A companion magnetic-resonance spectroscopy study by Friedman and colleagues (2013) probed the neurochemistry behind the cognitive findings. After 20 weeks of GHRH-analog dosing, GABA increased in all three brain regions assayed, N-acetylaspartylglutamate increased in the frontal cortex, and myo-inositol decreased in the posterior cingulate — a coherent pattern of neurochemical change consistent with the observed cognitive benefit [8].

A 2018 follow-on by Winston and colleagues looked at neuronal-derived exosomal biomarkers in the same trial population. Twenty weeks of GHRH-analog administration favorably modulated exosomal markers of synaptic and inflammatory pathways in adults with mild cognitive impairment, supporting a biological mechanism for the cognitive findings reported in the parent Baker trial [17].

The Baker and Friedman trials use tesamorelin rather than sermorelin proper. Tesamorelin is a stabilized GHRH analog that shares sermorelin's mechanism — same receptor, same downstream cascade — with a longer functional half-life. An earlier study by Vitiello and colleagues (2006) used GHRH(1-29) itself daily for 6 months in 89 healthy older adults and likewise reported improved executive function and global cognition, with the largest gains in subjects with lower baseline Mini-Mental State Examination scores [9].

Together the three studies establish — for a small but consistent body of evidence — that restoring the GH/IGF-1 axis in older adults via GHRH-R agonism can improve cognition in randomized, placebo-controlled designs.

Extrapituitary signaling and the wider analog class

GHRH-R is not only a pituitary receptor.

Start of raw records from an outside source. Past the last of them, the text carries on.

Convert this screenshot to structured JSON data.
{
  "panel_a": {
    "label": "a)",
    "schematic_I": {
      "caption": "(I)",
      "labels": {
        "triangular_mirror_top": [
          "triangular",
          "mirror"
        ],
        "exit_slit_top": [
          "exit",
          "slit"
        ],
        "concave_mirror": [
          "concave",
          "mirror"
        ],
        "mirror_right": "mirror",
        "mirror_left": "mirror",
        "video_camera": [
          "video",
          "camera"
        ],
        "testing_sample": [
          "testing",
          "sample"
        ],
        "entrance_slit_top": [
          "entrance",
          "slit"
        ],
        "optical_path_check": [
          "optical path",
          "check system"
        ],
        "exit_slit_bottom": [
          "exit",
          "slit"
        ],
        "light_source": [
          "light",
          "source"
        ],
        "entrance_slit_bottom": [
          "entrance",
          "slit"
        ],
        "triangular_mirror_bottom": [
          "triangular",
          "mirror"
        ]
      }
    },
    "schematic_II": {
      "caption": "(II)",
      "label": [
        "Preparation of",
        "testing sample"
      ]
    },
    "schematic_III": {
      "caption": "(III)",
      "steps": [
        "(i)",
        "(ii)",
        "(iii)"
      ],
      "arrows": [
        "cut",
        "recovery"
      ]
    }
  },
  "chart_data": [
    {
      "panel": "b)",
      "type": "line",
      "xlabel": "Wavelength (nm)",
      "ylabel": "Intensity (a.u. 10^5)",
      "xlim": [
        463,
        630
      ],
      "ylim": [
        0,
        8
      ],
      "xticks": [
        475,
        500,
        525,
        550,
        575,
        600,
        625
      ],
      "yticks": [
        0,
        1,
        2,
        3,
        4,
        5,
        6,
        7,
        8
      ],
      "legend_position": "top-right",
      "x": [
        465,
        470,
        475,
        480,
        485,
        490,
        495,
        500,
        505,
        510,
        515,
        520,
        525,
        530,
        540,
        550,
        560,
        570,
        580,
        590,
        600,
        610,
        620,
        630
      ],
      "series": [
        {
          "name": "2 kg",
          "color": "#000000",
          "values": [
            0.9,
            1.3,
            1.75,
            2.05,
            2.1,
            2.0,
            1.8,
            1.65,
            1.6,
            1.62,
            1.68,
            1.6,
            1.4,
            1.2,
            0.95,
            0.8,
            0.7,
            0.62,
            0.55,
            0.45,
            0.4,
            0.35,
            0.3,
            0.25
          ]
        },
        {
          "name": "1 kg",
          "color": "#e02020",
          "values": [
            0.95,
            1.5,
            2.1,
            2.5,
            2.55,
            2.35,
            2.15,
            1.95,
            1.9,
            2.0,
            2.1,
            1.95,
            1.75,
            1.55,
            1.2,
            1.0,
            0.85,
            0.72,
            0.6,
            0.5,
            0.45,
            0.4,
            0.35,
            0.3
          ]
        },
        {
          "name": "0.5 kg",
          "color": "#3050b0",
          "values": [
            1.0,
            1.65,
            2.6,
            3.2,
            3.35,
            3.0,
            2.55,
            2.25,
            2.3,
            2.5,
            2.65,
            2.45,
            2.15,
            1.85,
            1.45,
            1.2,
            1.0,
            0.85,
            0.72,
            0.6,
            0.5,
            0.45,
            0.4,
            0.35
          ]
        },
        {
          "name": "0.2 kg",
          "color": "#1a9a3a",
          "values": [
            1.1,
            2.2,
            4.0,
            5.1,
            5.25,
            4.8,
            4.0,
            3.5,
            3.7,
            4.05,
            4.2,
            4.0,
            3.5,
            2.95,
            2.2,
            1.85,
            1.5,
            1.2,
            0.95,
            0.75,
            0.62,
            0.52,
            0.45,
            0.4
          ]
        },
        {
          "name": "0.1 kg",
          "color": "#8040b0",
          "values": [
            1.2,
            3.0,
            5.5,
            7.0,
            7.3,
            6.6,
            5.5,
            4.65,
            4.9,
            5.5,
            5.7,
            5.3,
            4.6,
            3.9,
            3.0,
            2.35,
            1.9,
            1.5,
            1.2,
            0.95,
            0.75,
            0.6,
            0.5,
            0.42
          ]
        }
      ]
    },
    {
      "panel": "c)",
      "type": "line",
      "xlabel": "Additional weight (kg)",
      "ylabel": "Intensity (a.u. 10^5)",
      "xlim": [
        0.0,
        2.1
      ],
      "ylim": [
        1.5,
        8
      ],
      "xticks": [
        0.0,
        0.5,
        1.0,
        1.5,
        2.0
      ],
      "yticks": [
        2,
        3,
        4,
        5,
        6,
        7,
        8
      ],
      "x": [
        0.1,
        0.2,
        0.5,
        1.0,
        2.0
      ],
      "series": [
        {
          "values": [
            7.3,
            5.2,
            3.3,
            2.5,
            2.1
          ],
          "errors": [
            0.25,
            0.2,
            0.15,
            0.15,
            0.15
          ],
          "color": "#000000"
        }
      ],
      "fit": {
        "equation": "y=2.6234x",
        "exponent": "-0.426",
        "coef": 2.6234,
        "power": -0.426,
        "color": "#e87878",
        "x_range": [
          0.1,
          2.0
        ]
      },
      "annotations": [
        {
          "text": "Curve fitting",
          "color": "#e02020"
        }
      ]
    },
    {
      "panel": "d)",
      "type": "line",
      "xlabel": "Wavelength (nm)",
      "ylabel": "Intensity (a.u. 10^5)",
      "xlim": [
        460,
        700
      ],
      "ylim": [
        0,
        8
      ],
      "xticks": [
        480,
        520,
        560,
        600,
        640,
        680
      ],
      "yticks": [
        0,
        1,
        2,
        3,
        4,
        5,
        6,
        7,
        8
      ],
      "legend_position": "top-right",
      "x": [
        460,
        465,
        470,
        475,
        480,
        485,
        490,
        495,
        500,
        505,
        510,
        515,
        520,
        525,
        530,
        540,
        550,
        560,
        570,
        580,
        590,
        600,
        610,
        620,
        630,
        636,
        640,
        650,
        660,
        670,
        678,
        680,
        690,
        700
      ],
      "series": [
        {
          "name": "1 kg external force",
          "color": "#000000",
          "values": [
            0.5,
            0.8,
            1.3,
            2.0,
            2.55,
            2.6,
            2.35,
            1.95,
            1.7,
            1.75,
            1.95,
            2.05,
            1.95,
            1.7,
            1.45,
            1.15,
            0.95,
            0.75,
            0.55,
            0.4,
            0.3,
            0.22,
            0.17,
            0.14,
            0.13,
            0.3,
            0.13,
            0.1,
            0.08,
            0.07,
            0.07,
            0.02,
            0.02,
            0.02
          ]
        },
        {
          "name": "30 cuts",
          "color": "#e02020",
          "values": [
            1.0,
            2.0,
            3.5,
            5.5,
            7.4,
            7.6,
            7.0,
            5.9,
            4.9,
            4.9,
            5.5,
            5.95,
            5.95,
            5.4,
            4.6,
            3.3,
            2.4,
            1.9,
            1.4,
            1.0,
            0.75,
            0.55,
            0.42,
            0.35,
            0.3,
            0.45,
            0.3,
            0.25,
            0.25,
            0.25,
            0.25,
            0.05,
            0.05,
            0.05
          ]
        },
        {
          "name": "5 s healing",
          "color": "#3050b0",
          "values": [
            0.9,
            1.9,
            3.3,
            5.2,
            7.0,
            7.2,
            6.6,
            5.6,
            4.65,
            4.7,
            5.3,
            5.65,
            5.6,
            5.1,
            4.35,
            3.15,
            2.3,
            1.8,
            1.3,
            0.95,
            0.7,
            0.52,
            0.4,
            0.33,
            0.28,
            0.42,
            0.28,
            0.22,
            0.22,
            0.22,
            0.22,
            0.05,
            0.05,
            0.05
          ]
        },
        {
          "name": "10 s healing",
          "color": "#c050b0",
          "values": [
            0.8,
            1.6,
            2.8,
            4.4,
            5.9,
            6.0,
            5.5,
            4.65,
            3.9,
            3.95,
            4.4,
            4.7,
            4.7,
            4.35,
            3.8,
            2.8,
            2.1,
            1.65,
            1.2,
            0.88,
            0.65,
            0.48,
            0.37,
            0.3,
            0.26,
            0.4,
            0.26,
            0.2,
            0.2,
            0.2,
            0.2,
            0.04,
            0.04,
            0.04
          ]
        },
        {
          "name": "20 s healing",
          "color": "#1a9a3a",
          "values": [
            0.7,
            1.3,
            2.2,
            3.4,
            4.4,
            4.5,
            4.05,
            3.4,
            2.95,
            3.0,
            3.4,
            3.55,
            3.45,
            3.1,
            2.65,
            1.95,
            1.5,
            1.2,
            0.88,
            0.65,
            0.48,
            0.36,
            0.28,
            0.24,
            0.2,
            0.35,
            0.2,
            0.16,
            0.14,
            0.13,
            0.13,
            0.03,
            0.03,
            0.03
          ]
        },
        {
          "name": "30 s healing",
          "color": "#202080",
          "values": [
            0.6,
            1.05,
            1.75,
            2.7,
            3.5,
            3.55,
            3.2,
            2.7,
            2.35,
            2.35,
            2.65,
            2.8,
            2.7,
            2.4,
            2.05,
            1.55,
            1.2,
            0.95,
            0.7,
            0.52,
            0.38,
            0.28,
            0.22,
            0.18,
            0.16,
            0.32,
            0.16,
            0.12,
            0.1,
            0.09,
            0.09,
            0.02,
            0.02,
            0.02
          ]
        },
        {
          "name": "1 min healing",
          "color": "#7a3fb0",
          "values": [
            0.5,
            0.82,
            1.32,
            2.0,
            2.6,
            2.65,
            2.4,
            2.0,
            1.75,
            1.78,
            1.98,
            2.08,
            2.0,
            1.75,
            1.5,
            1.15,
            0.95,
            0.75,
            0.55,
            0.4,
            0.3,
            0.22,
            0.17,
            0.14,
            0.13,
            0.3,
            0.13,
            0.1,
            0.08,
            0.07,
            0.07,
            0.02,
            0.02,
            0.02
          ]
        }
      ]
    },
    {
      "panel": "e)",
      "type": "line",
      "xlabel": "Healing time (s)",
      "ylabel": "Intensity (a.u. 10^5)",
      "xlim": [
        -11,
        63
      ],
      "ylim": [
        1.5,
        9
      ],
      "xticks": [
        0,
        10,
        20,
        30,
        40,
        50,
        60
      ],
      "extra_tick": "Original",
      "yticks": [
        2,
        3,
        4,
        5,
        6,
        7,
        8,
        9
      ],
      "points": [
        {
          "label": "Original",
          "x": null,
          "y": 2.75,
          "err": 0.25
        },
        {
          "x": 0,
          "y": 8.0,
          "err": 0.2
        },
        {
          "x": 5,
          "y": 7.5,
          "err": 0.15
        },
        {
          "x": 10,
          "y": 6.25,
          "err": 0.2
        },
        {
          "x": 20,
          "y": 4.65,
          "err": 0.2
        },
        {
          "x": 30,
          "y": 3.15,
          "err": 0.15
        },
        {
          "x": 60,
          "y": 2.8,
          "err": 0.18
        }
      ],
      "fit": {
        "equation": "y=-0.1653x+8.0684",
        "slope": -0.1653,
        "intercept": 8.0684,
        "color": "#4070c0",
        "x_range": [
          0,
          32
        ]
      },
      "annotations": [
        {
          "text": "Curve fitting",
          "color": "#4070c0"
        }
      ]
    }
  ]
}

Structurally related GHRH agonist analogs — MR-409, MR-356, JI-38 — have demonstrated cardioprotective effects after experimental myocardial infarction and accelerated dermal wound healing in animal models, driven by fibroblast proliferation and survival through ERK and AKT pathway activation [12].

A 2020 review of growth hormone secretagogues consolidates the mechanistic distinction between the GHRH-R agonist class (sermorelin, tesamorelin, CJC-1295) and the GHS-R/ghrelin-receptor agonist class (ipamorelin, GHRP-6, MK-0677). The two classes converge on the same somatotroph cell via independent intracellular pathways, which is why combined GHRH + GHS administration produces synergistic GH release greater than the additive sum of either alone — the pharmacologic basis underlying the common sermorelin + ipamorelin compounded co-administration pattern [16][14].

Regulatory state of play

A 2024 update on adult growth hormone deficiency syndrome documents how materially the post-2008 worldwide commercial unavailability of pharmaceutical GHRH has changed adult GHD diagnostic practice. The GHRH + arginine and GHRH + GHRP-6 stimulation tests, once standard, are no longer feasible through standard pharmaceutical channels in many jurisdictions — establishing the practical landscape in which compounded sermorelin is, for many U.S. clinicians, the only practical GHRH-class option that remains available [14].

The regulatory anchor for that practice is the FDA's March 2013 Federal Register determination (78 FR 14114), which formally established that the prior FDA-approved sermorelin acetate injection at 0.5 mg/vial, 1.0 mg/vial, and 0.05 mg/amp was not withdrawn from sale for reasons of safety or effectiveness [18]. That non-safety, non-efficacy finding is what permits 503A and 503B compounding pharmacies to prepare sermorelin from bulk substance under the FDA's interim 503A Bulks List Category 1 enforcement-discretion posture, pending final Pharmacy Compounding Advisory Committee review.